Sifting Through The Noise: Frameworks for Identifying Important Features using Latent Variables or Sparsity
Talk by Paul Wilson-Harmon (PhD Proposal in Statistics)
5/15/2020 1:00pm Online
In statistical learning, discrimination between signal and noise features is often an issue of great significance. In multivariate settings, results can be greatly improved by removing noise features prior to implementation of a given algorithm. This talk comprises three distinct research projects sharing this common theme, but across different statistical methodologies and settings.
In the first setting, I consider the Carnegie Classification of Institutions of Higher Education (CCIHE), which attempts to quantify doctoral research productivity at universities using Principal Component Analysis (PCA) to estimate latent indices of research performance and return three groups of schools. However, PCA does not provide an intuitive framework for latent-variable modeling, nor does it allow for data-driven selection of groups. Instead, I overview an alternate method using Structural Equation Modeling (SEM) to reframe the question in an explicit latent variable context. The SEM estimates a latent factor-of-factors score for each institution that can be input into a clustering algorithm. Then, using Model-Based Clustering, I calculate data-driven clusters that better allow for peer-to-peer comparisons between institutions.

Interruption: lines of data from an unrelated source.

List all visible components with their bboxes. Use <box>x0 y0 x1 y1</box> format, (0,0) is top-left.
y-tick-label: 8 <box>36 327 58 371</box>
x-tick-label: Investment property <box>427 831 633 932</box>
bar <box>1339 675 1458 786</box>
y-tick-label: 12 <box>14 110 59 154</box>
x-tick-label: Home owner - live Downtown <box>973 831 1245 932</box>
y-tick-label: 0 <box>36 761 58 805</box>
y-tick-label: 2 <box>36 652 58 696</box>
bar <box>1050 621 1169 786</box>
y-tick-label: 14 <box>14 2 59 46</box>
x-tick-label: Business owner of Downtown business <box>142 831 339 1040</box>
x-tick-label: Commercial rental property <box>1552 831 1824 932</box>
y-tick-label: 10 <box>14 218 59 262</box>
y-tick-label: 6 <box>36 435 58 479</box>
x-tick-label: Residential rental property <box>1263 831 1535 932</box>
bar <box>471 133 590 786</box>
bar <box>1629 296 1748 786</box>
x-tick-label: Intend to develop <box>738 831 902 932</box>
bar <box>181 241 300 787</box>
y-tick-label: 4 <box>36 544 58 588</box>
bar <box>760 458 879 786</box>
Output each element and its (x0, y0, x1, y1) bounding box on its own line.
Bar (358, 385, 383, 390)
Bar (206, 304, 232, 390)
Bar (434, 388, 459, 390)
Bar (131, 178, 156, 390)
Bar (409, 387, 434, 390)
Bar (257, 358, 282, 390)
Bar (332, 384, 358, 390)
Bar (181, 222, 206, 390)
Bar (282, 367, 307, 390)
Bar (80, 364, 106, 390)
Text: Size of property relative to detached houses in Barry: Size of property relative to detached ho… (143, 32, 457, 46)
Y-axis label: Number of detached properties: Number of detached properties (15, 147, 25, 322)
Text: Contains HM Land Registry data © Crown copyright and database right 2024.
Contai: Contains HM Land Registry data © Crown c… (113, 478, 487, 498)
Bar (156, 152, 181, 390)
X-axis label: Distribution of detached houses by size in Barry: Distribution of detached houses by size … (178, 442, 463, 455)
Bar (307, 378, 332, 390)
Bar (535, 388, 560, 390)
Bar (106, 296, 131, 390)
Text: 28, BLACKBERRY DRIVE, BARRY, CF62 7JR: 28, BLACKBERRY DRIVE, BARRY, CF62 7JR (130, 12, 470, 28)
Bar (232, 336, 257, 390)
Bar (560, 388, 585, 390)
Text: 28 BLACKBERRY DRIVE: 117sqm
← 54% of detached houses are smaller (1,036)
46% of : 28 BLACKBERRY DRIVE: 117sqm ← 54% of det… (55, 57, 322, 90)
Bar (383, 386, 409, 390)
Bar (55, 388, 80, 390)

In the second and third applications, I consider the effect of sparsity on unsupervised methods. Sparsity, in this case, results from a Lasso (L1) penalty on the features used in an algorithm to downweight individual features to 0, effectively removing noise and retaining signal-bearing ones. For clustering, I focus on a two-step sparse implementation of monothetic clustering, a divisive hierarchical clustering algorithm that makes grouping decisions based on single features at a time. Via utilization of sparsity to clean up the feature space prior to clustering, monothetic clustering can be done on a constrained set of features. Potential methods for tuning two important parameters, the number of clusters, k, and the degree of sparsity, s, will be discussed. Inclusion of additional external variables that inform the groupings but are not directly input into the clustering algorithm will be discussed as a potential extension.
Lastly, based on the framework for sparse monothetic clustering, I discuss extensions of sparsity to additional distance-based methods for dimension-reduction. I primarily will focus on frameworks for sparse implementations of t-distributed Stochastic Neighbor Embedding (t-SNE) and Classical Multidimensional Scaling (with non-Euclidean distances). I will outline a comparison of sparse and non-sparse methods, as well as discuss potential issues with tuning that may arise. This talk, which will serve as my dissertation proposal, will additionally outline my research plan and timeline.